甚大被害 意識に変化も 交付金頼み 厳しい現実

 中国電力の原発建設計画をめぐり、根強い反対運動がある山口県上関町。福島第1原発の最初の爆発から4日後の3月16日、町議会本会議で反対派町議の一人が早速、町側の姿勢をただした。

 町議「中電に建設中止を求めるべきだ」

 柏原重海町長「原子力発電を推進しているさまざまな理由がある。議会の意向を無視し、私の一存で決められない」―。

振興策の財源

 反対派町議は翌日の本会議で動議も提出。中電が既に中断した準備工事だけでなく、地質の追加調査を含む全作業の中断を求めるよう主張した。しかし議長を除く11人の採決の結果、賛成は3人。推進派が多数を占める議会の構図が変わらないことを印象づけた。

 その動議の否決から1カ月余り。上関海峡を望む高台の小学校跡地では、1月に着工された町の温泉施設の建設が急ピッチで進む。約9億円の事業費の財源は原発計画に伴う国の交付金である。

 中電に上関原発の埋め立て免許を出している山口県の二井関成知事は、事故後の会見で原発の安全性について国の徹底した検証が必要との考えを示した。福島では放射性物質の放出が続き、国のエネルギー政策も揺れる。しかし、観光振興を目的とする温泉施設の今秋のオープン予定は変わらない。

 「エネルギーの安定供給、二酸化炭素削減という国策に協力する誇りがある。交付金だけが目的じゃない」と推進派の一人、右田勝町議(69)は言う。一方で「原発誘致を見直せば町は成り立たない」。農漁業のほかに主な産業がない人口約3500人の過疎の町の現実も認める。

 同町は1982年6月に当時の町長が原発誘致を表明。84~2009年度に受けた原発関連交付金は計約43億円に上る。高齢者保健福祉センターや診療所の建設費、看護師の人件費、祭りの運営費…。さまざまな施策の財源としてきた。

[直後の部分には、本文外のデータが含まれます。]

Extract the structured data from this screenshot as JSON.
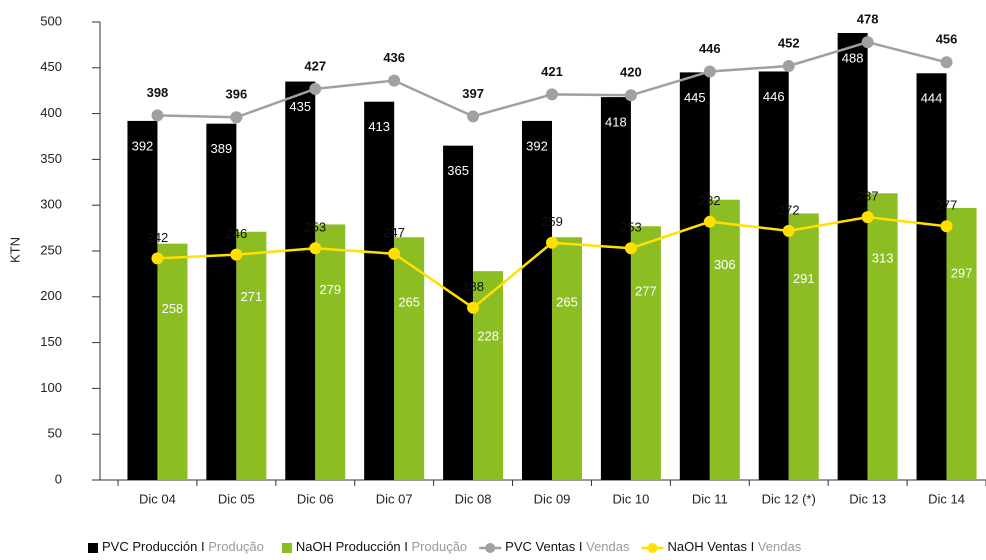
{
  "chart_data": {
    "type": "bar_line",
    "y_axis_label": "KTN",
    "categories": [
      "Dic 04",
      "Dic 05",
      "Dic 06",
      "Dic 07",
      "Dic 08",
      "Dic 09",
      "Dic 10",
      "Dic 11",
      "Dic 12 (*)",
      "Dic 13",
      "Dic 14"
    ],
    "ylim": [
      0,
      500
    ],
    "yticks": [
      0,
      50,
      100,
      150,
      200,
      250,
      300,
      350,
      400,
      450,
      500
    ],
    "grid": false,
    "series": [
      {
        "name": "PVC Producción I",
        "legend_suffix": "Produção",
        "kind": "bar",
        "color": "#000000",
        "values": [
          392,
          389,
          435,
          413,
          365,
          392,
          418,
          445,
          446,
          488,
          444
        ]
      },
      {
        "name": "NaOH Producción I",
        "legend_suffix": "Produção",
        "kind": "bar",
        "color": "#8cbd22",
        "values": [
          258,
          271,
          279,
          265,
          228,
          265,
          277,
          306,
          291,
          313,
          297
        ]
      },
      {
        "name": "PVC Ventas I",
        "legend_suffix": "Vendas",
        "kind": "line",
        "color": "#a0a0a0",
        "values": [
          398,
          396,
          427,
          436,
          397,
          421,
          420,
          446,
          452,
          478,
          456
        ]
      },
      {
        "name": "NaOH Ventas I",
        "legend_suffix": "Vendas",
        "kind": "line",
        "color": "#ffe000",
        "values": [
          242,
          246,
          253,
          247,
          188,
          259,
          253,
          282,
          272,
          287,
          277
        ]
      }
    ],
    "legend": "bottom"
  }
}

 町の11年度一般会計予算は総額43億9400万円。温泉施設の整備を含む約11億円は原発関連の交付金を財源とする。推進派は「計画見直しは町民の負担増につながる」と危機感を募らせる。

再び選択の時

 しかし、町民の意識に変化も芽生えている。計画に賛成してきた農業男性(74)は「わしら年寄りはいい。でも、次の世代に原発を残していいのかと、不安になった」と打ち明ける。反対運動の拠点となってきた同町の離島、祝島で子ども2人を育てる農業山戸孝さん(33)は感じる。「海と土が壊される現実が福島で起きた。自分の問題として捉える町民が増えた」

 柏原町長の2期目の任期は10月4日に満了する。原発の恩恵とリスクにどう向き合うのか。町の誘致表明から9度目の町長選で、住民はあらためて判断を迫られる。過去8度とも推進派のリーダーを選んだ瀬戸内の町。次の選択は地域の岐路となり、国の政策にも大きく影響する。